The whole business model of nuclear submarines is a sham. A ponzy scheme foisted off on a credulous public awed by technology and investor story time, run by directors spending other people's money, but guaranteed to collect their own luxurious salaries regardless of whether the business ever turns a profit. 50 years without delivering a single megaton warhead...you'd think investors would wake up.

Comment Re:And low-emission transport trucks, too (Score 1) 491

Here the guardian describes how they put out more than 50million cars each: http://www.theguardian.com/env...

That article talks almost entirely about sulfur, which is only one aspect of pollution, and arguably less important for vessels/vehicles that spend their time hundreds or thousands of miles from populated areas.

They compare a car with annual use of 15,000km, carrying approximately 100 kg of cargo (1000 ton-miles), with a ship that travels 200,000 km carrying 150,000,000 kg of cargo (20,000,000,000 ton-miles). ie, based on equivalent use, one massive container ship is equal to 20 million cars.
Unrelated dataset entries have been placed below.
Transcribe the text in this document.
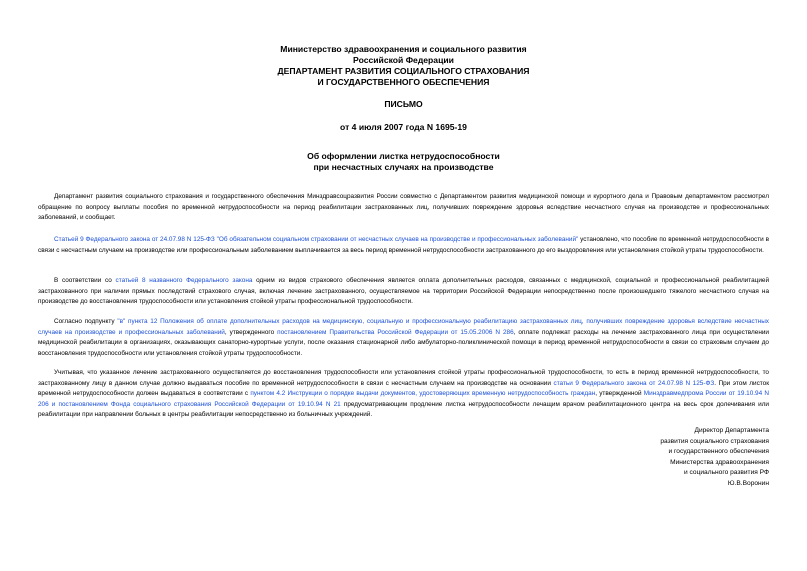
Министерство здравоохранения и социального развития
Российской Федерации
ДЕПАРТАМЕНТ РАЗВИТИЯ СОЦИАЛЬНОГО СТРАХОВАНИЯ
И ГОСУДАРСТВЕННОГО ОБЕСПЕЧЕНИЯ
ПИСЬМО
от 4 июля 2007 года N 1695-19
Об оформлении листка нетрудоспособности
при несчастных случаях на производстве

Департамент развития социального страхования и государственного обеспечения Минздравсоцразвития России совместно с Департаментом развития медицинской помощи и курортного дела и Правовым департаментом рассмотрел обращение по вопросу выплаты пособия по временной нетрудоспособности на период реабилитации застрахованных лиц, получивших повреждение здоровья вследствие несчастного случая на производстве и профессиональных заболеваний, и сообщает.

Статьей 9 Федерального закона от 24.07.98 N 125-ФЗ "Об обязательном социальном страховании от несчастных случаев на производстве и профессиональных заболеваний" установлено, что пособие по временной нетрудоспособности в связи с несчастным случаем на производстве или профессиональным заболеванием выплачивается за весь период временной нетрудоспособности застрахованного до его выздоровления или установления стойкой утраты трудоспособности.

В соответствии со статьей 8 названного Федерального закона одним из видов страхового обеспечения является оплата дополнительных расходов, связанных с медицинской, социальной и профессиональной реабилитацией застрахованного при наличии прямых последствий страхового случая, включая лечение застрахованного, осуществляемое на территории Российской Федерации непосредственно после произошедшего тяжелого несчастного случая на производстве до восстановления трудоспособности или установления стойкой утраты профессиональной трудоспособности.

Согласно подпункту "в" пункта 12 Положения об оплате дополнительных расходов на медицинскую, социальную и профессиональную реабилитацию застрахованных лиц, получивших повреждение здоровья вследствие несчастных случаев на производстве и профессиональных заболеваний, утвержденного постановлением Правительства Российской Федерации от 15.05.2006 N 286, оплате подлежат расходы на лечение застрахованного лица при осуществлении медицинской реабилитации в организациях, оказывающих санаторно-курортные услуги, после оказания стационарной либо амбулаторно-поликлинической помощи в период временной нетрудоспособности в связи со страховым случаем до восстановления трудоспособности или установления стойкой утраты трудоспособности.

Учитывая, что указанное лечение застрахованного осуществляется до восстановления трудоспособности или установления стойкой утраты профессиональной трудоспособности, то есть в период временной нетрудоспособности, то застрахованному лицу в данном случае должно выдаваться пособие по временной нетрудоспособности в связи с несчастным случаем на производстве на основании статьи 9 Федерального закона от 24.07.98 N 125-ФЗ. При этом листок временной нетрудоспособности должен выдаваться в соответствии с пунктом 4.2 Инструкции о порядке выдачи документов, удостоверяющих временную нетрудоспособность граждан, утвержденной Минздравмедпрома России от 19.10.94 N 206 и постановлением Фонда социального страхования Российской Федерации от 19.10.94 N 21 предусматривающим продление листка нетрудоспособности лечащим врачом реабилитационного центра на весь срок долечивания или реабилитации при направлении больных в центры реабилитации непосредственно из больничных учреждений.

Директор Департамента
развития социального страхования
и государственного обеспечения
Министерства здравоохранения
и социального развития РФ
Ю.В.Воронин
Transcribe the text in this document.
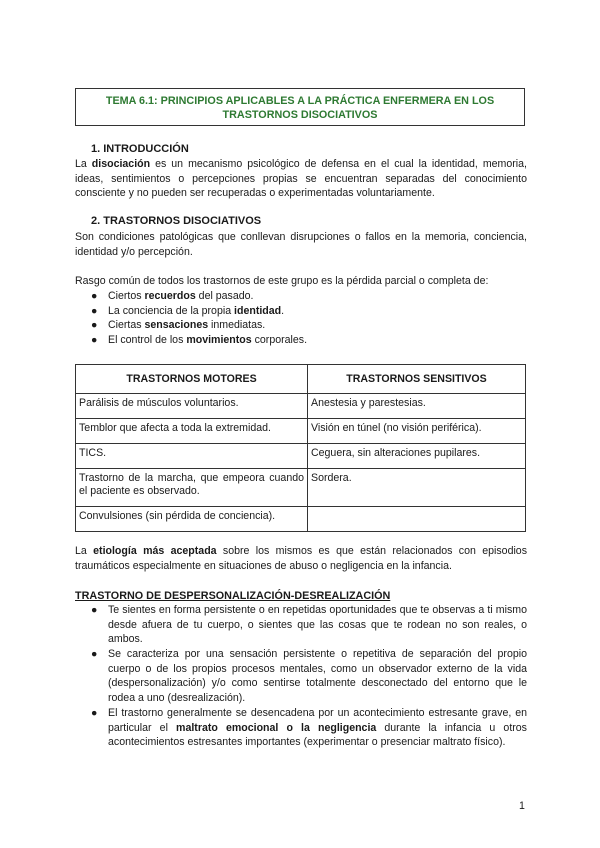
TEMA 6.1: PRINCIPIOS APLICABLES A LA PRÁCTICA ENFERMERA EN LOS
TRASTORNOS DISOCIATIVOS
1. INTRODUCCIÓN
La disociación es un mecanismo psicológico de defensa en el cual la identidad, memoria, ideas, sentimientos o percepciones propias se encuentran separadas del conocimiento consciente y no pueden ser recuperadas o experimentadas voluntariamente.
2. TRASTORNOS DISOCIATIVOS
Son condiciones patológicas que conllevan disrupciones o fallos en la memoria, conciencia, identidad y/o percepción.
Rasgo común de todos los trastornos de este grupo es la pérdida parcial o completa de:
● Ciertos recuerdos del pasado.
● La conciencia de la propia identidad.
● Ciertas sensaciones inmediatas.
● El control de los movimientos corporales.
TRASTORNOS MOTORES	TRASTORNOS SENSITIVOS
Parálisis de músculos voluntarios.	Anestesia y parestesias.
Temblor que afecta a toda la extremidad.	Visión en túnel (no visión periférica).
TICS.	Ceguera, sin alteraciones pupilares.
Trastorno de la marcha, que empeora cuando el paciente es observado.	Sordera.
Convulsiones (sin pérdida de conciencia).	
La etiología más aceptada sobre los mismos es que están relacionados con episodios traumáticos especialmente en situaciones de abuso o negligencia en la infancia.
TRASTORNO DE DESPERSONALIZACIÓN-DESREALIZACIÓN
● Te sientes en forma persistente o en repetidas oportunidades que te observas a ti mismo desde afuera de tu cuerpo, o sientes que las cosas que te rodean no son reales, o ambos.
● Se caracteriza por una sensación persistente o repetitiva de separación del propio cuerpo o de los propios procesos mentales, como un observador externo de la vida (despersonalización) y/o como sentirse totalmente desconectado del entorno que le rodea a uno (desrealización).
● El trastorno generalmente se desencadena por un acontecimiento estresante grave, en particular el maltrato emocional o la negligencia durante la infancia u otros acontecimientos estresantes importantes (experimentar o presenciar maltrato físico).
1
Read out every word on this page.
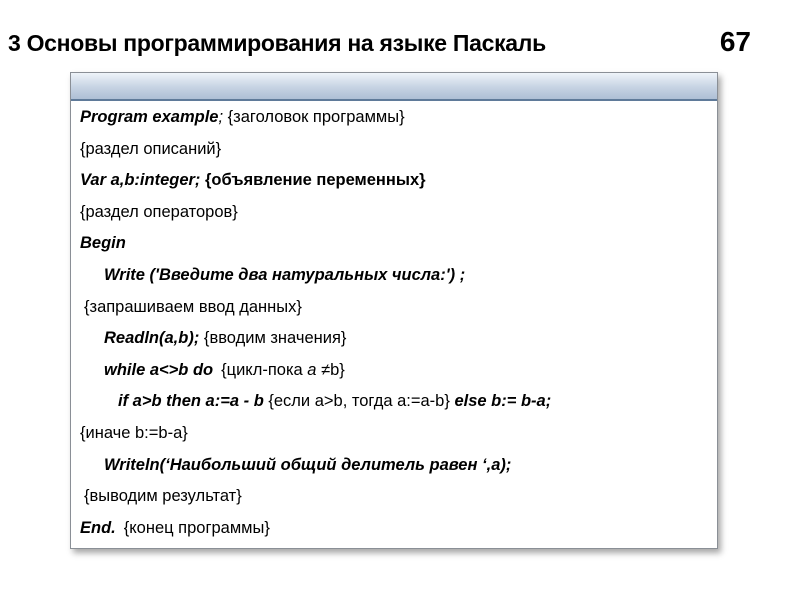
3 Основы программирования на языке Паскаль	67
Program example; {заголовок программы}
{раздел описаний}
Var a,b:integer; {объявление переменных}
{раздел операторов}
Begin
Write ('Введите два натуральных числа:') ;
{запрашиваем ввод данных}
Readln(a,b); {вводим значения}
while a<>b do {цикл-пока a ≠b}
if a>b then a:=a - b {если a>b, тогда a:=a-b} else b:= b-a;
{иначе b:=b-a}
Writeln(‘Наибольший общий делитель равен ‘,a);
{выводим результат}
End. {конец программы}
If that container ship produces sulfur equivalent to 50 million cars, despite using fuel with 2000 times more sulfur than terrestrial diesel, then I'd say they're doing a damn fine job of pollution control.

Comment Re:come on Google Fiber (Score 1) 341

They're offering service in areas that are already flooded with ISP options, this is not progress.

That's a bit of hyperbole, isn't it? Yes, google is rolling out to relatively high-density neighborhoods, but none of these are "flooded" with ISP options. At best, they have one cable option, one FIOS option, and one DSL option. To the best of my knowledge, there is nowhere in this country that you can choose between two cable providers.

You may also be forgetting that, when the incumbent ISPs were themselves startups, they didn't offer much in the way of rural service, either. In fact, most of them had to be paid by the government (and are still being paid by the government) to extend service outside of the most profitable neighborhoods.

Of course, that was 20-50 years ago, so you can be forgiven for imagining that Comcast launched in 1969 to 100,000,000 homes scattered across 80,000 square miles. I, for one, am happy to see anything vaguely resembling a new entrant in communication services. If they can only roll out to one city block, or even just one apartment complex, and provide better, faster or cheaper service than the legacy behemoths, I'll be happy to see them succeed.